Phosphate buffered saline (PBS) (BUF036A) containing 1% bovine serum albumin (PBS/BSA)
2 M HCl containing 0.5% Triton X-100
0.05% (v/v) Tween -20 in PBS
Propidium iodide
0.1 M Na2B4O7, pH 8.5


  1. Add BrdU to the cell suspension in culture medium to a final concentration of 10 μM and incubate for at least 30 min at 37°C in a CO2 incubator.
  2. Wash cells twice with PBS/BSA, at 500 x g for 10 min at room temperature, decant supernatant.
  3. Resuspend in 2-5 ml cold (4oC) 70% ethanol. Add drop wise to cell pellet while vortexing. Fix for at least 30 min on ice.
  4. Centrifuge at 500 x g for 10 minutes, decant supernatant.
  5. Resuspend the pellet in 2 ml of 2 N HCl containing 0.5% Triton X-100. Incubate for 30 min at room temperature (preferably on a rocking platform).
  6. Centrifuge at 500 x g for 10 minutes, decant supernatant. Resuspend in 3 ml of 0.1 M Na2B4O7, pH 8.5 for 2 min at room temperature.
  7. Centrifuge at 500 x g for 10 min, decant supernatant, and resuspend in room temperature PBS/BSA + 0.05% Tween-20. Adjust cell concentration to 1 × 107 cells/ml.
  8. Aliquot 100 μl of the cell suspension into required number of FACS tubes.
  9. Incubate with antibody at the recommended vendor dilution overnight at 4oC avoiding direct light.
  10. Resuspend in 2 ml of room temperature PBS/BSA. Centrifuge at 500 x g for 10 min at room temperature.
  11. If a secondary antibody is required, then decant the supernatant, add 100 ul of PBS/BSA and incubate with the secondary antibody at the vendor recommended dilution for at least 30 min at 4oC.
  12. Wash with 2 ml of PBS/BSA, centrifuge at 500 x g for 10 min.
  13. Re-suspend cells in 1 ml of PBS. Add propidium iodide e.g. 1-2 drops of ReadiDrop™ propidium iodide (135-1101).
  14. Analyze by flow cytometry. The propidium iodide should be read on the appropriate channel in the linear scale. Doublets should be gated out using the Area vs Height or Width depending on your instrument.

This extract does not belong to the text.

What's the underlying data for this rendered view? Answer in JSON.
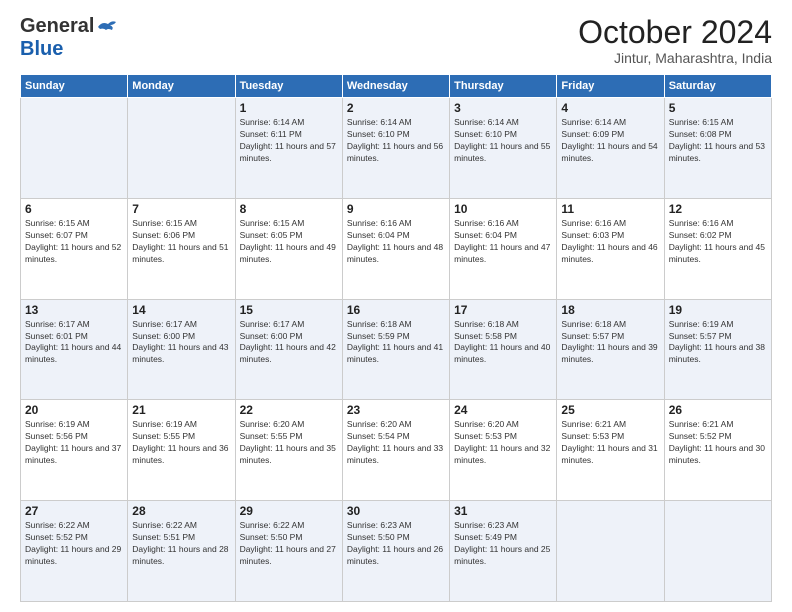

The acid treatment to unwind the DNA may affect surface immunophenotyping. Staining of cells with BrdU using DNAseI may be applicable if this is required.

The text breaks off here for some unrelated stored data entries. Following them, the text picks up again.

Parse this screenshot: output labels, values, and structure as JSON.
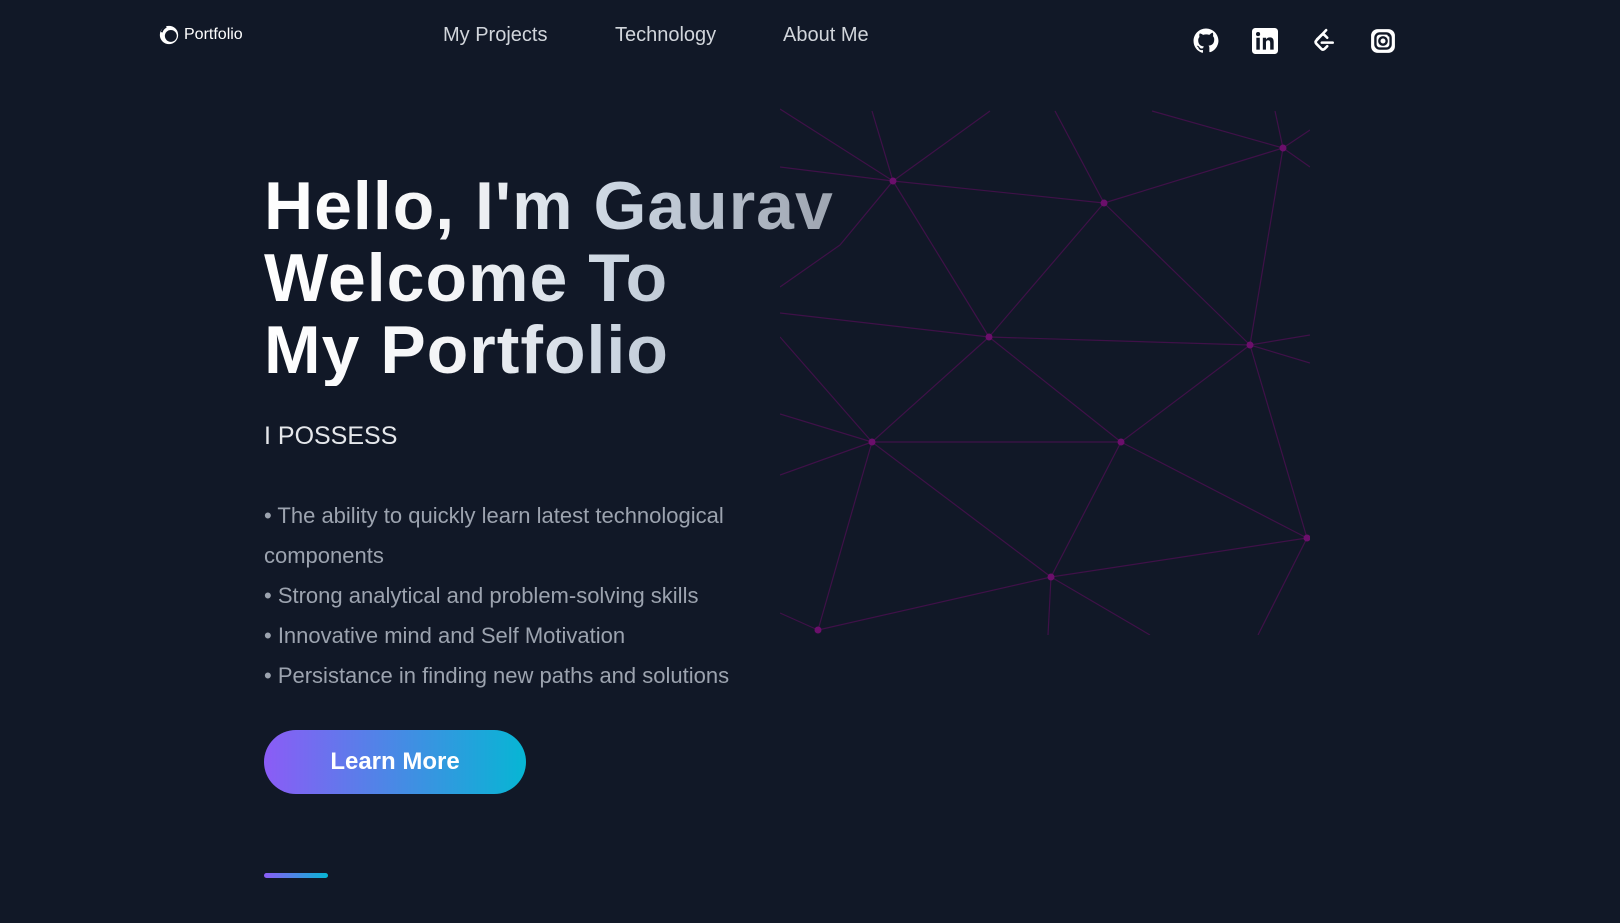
{
  "header": {
    "brand": {
      "label": "Portfolio",
      "icon": "portfolio-logo-icon"
    },
    "nav": [
      {
        "label": "My Projects"
      },
      {
        "label": "Technology"
      },
      {
        "label": "About Me"
      }
    ],
    "socials": [
      {
        "name": "github",
        "icon": "github-icon"
      },
      {
        "name": "linkedin",
        "icon": "linkedin-icon"
      },
      {
        "name": "leetcode",
        "icon": "leetcode-icon"
      },
      {
        "name": "instagram",
        "icon": "instagram-icon"
      }
    ]
  },
  "hero": {
    "title_lines": [
      "Hello, I'm Gaurav",
      "Welcome To",
      "My Portfolio"
    ],
    "subheading": "I POSSESS",
    "bullets": [
      "• The ability to quickly learn latest technological components",
      "• Strong analytical and problem-solving skills",
      "• Innovative mind and Self Motivation",
      "• Persistance in finding new paths and solutions"
    ],
    "cta_label": "Learn More"
  },
  "colors": {
    "background": "#111827",
    "accent_start": "#8b5cf6",
    "accent_end": "#06b6d4",
    "network_line": "#4a1550",
    "network_node": "#6b0f6b"
  }
}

Appropriate controls should always be carried out, for flow cytometry the following should be considered for inclusion;

  • A known positive sample
  • Isotype controls used to determine if the staining is specific
  • Unstained cells should always be included in the experimental set-up to monitor autofluorescence

For all multi-color flow cytometry experiments it is advisable to include compensation controls and Fluorescence Minus One (FMO) controls, which assist with identifying gating boundaries.